Pretty sure RPS is successful because it's turned itself into a brand with a dedicated userbase that promotes it.
posted by This, of course, alludes to you at 11:11 AM on April 18, 2013 [1 favorite]


[insert clever name here], those cisgender lesbians are bigots and their prejudice against trans women is based on entirely imaginary fears and bigotry. They may be a minority group, but the oppression they face is not even close to the oppression trans women face. I suggest that if you found the bigoted views they expressed remotely plausible, you need to read up on issues like the suicide rate among trans people. Start here:

http://www.lauras-playground.com/mtf.htm
posted by LukeLockhart at 1:35 PM on April 18, 2013


"Pretty sure RPS is successful because it's turned itself into a brand with a dedicated userbase that promotes it."

Oh, absolutely. I'm just saying that the American health care system might make it a bit harder for businesses of a similar type to compete.
posted by Kevin Street at 3:34 PM on April 18, 2013


Am I misunderstanding? Are there not a number of US gaming websites comparable to RPS?
posted by running order squabble fest at 4:00 PM on April 18, 2013


The other elephant in the room is that the internet is still growing, if advertisers have a fixed advertising budget spread across more websites and more pages - that means any site which stops growing will see ad revenue decline - even if their audience figures hold steady.
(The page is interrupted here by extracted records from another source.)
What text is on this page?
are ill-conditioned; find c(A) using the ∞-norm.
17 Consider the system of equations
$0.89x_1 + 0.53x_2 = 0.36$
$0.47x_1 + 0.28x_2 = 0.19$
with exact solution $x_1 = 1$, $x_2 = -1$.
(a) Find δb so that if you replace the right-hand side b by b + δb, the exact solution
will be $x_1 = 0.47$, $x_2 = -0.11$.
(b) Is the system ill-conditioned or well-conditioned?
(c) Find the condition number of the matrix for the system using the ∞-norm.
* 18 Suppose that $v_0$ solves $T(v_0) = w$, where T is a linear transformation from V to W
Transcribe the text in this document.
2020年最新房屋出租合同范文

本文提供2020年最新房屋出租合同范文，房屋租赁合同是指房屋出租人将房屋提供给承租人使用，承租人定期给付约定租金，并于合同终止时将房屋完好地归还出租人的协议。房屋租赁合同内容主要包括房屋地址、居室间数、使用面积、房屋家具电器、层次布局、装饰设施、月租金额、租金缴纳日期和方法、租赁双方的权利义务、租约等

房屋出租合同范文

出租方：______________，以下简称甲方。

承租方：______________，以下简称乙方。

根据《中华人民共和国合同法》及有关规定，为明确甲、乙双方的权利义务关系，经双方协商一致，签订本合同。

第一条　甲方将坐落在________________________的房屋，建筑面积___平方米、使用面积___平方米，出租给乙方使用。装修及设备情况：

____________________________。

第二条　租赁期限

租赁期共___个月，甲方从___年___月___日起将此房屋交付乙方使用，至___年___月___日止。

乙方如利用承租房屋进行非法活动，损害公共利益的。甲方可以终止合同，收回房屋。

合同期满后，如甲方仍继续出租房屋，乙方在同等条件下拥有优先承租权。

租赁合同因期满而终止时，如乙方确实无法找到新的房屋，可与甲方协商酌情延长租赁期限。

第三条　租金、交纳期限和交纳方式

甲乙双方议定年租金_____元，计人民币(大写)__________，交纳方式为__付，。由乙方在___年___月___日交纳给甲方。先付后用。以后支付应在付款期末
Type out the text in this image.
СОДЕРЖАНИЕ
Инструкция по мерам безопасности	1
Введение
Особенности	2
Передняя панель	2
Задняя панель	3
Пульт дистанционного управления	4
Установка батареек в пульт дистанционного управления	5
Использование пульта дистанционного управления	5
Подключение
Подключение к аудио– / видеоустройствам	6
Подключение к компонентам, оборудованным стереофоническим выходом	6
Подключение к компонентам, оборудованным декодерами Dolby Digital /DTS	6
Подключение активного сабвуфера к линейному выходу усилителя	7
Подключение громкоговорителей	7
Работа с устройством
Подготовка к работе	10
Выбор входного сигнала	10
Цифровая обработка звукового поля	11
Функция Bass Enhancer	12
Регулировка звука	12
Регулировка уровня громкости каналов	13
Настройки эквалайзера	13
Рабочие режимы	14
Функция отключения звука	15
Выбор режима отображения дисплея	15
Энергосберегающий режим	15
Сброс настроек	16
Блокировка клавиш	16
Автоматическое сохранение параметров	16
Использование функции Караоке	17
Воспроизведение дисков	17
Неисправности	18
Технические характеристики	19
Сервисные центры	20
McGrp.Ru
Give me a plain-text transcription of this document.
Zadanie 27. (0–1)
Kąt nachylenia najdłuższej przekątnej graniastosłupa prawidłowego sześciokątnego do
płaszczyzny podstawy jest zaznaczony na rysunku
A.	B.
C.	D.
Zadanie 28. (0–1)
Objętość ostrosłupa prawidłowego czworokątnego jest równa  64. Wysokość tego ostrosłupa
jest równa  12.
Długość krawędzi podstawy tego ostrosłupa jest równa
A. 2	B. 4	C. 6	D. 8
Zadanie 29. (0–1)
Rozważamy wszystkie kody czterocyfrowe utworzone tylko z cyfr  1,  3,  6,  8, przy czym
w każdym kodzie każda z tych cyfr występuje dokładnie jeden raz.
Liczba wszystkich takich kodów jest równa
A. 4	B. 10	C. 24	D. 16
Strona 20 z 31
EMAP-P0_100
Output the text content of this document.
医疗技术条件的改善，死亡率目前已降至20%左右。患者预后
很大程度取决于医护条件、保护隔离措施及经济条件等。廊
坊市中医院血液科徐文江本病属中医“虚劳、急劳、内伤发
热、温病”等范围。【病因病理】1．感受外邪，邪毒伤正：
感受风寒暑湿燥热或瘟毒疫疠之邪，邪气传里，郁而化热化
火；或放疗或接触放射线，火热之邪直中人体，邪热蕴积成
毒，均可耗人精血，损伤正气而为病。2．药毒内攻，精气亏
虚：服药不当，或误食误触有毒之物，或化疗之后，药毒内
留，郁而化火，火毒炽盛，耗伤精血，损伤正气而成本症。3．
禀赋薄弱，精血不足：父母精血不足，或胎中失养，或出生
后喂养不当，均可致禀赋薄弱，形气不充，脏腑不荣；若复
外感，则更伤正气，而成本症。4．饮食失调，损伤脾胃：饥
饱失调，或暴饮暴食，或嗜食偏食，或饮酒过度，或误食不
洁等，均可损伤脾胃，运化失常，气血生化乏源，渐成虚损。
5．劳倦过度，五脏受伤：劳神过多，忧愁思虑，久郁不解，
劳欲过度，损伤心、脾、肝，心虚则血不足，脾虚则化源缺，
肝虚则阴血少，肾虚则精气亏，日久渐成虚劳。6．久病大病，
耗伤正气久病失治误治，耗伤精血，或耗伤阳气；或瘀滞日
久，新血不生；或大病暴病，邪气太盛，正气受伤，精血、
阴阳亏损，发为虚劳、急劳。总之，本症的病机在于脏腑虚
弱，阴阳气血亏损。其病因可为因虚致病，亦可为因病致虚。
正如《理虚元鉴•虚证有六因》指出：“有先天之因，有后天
That's a little less clear-cut to me, since a lot of the growth is companies that want to advertise. Is the growth of advertising-based sites outpacing the growth of businesses who want to advertise online? In the long term the answer clearly has to be "no". But because advertising-based sites do themselves by ads, and because the ROI for ads is very difficult to quantify, this can be pretty elastic in the short run.
posted by aubilenon at 6:05 PM on April 18, 2013


the internet is still growing, if advertisers have a fixed advertising budget

At the moment advertising is probably still migrating from traditional channels towards the internet, in line with the changes in where people spend their time and attention. So while ad budgets overall might be fixed, the share of them devoted towards the net can maybe increase quite a bit still.

But that process might already be pretty much over for certain product categories, maybe including the kind of things that are likely to be advertised on gaming sites.

Anyway, none of the stuff raised in the main article would be at all interesting if we were talking about some TV channel rather than a website. "We get a bigger audience if we put on plenty of lowbrow junk.... We'd earn more money if people would actually watch ads instead of channel hop or go to the bathroom in the ad breaks... The junk helps us pay for the good stuff... yadda yadda yadda....."

Think ecology. There are potential niches for critters that live off dung, so there will be critters that live off dung. Pointing out to the dung eaters that there are other critters that live satisfactorily off nectar is not going to change anything. And most likely the population of nectar feeders is already as large as can be supported by the available nectar supply anyway.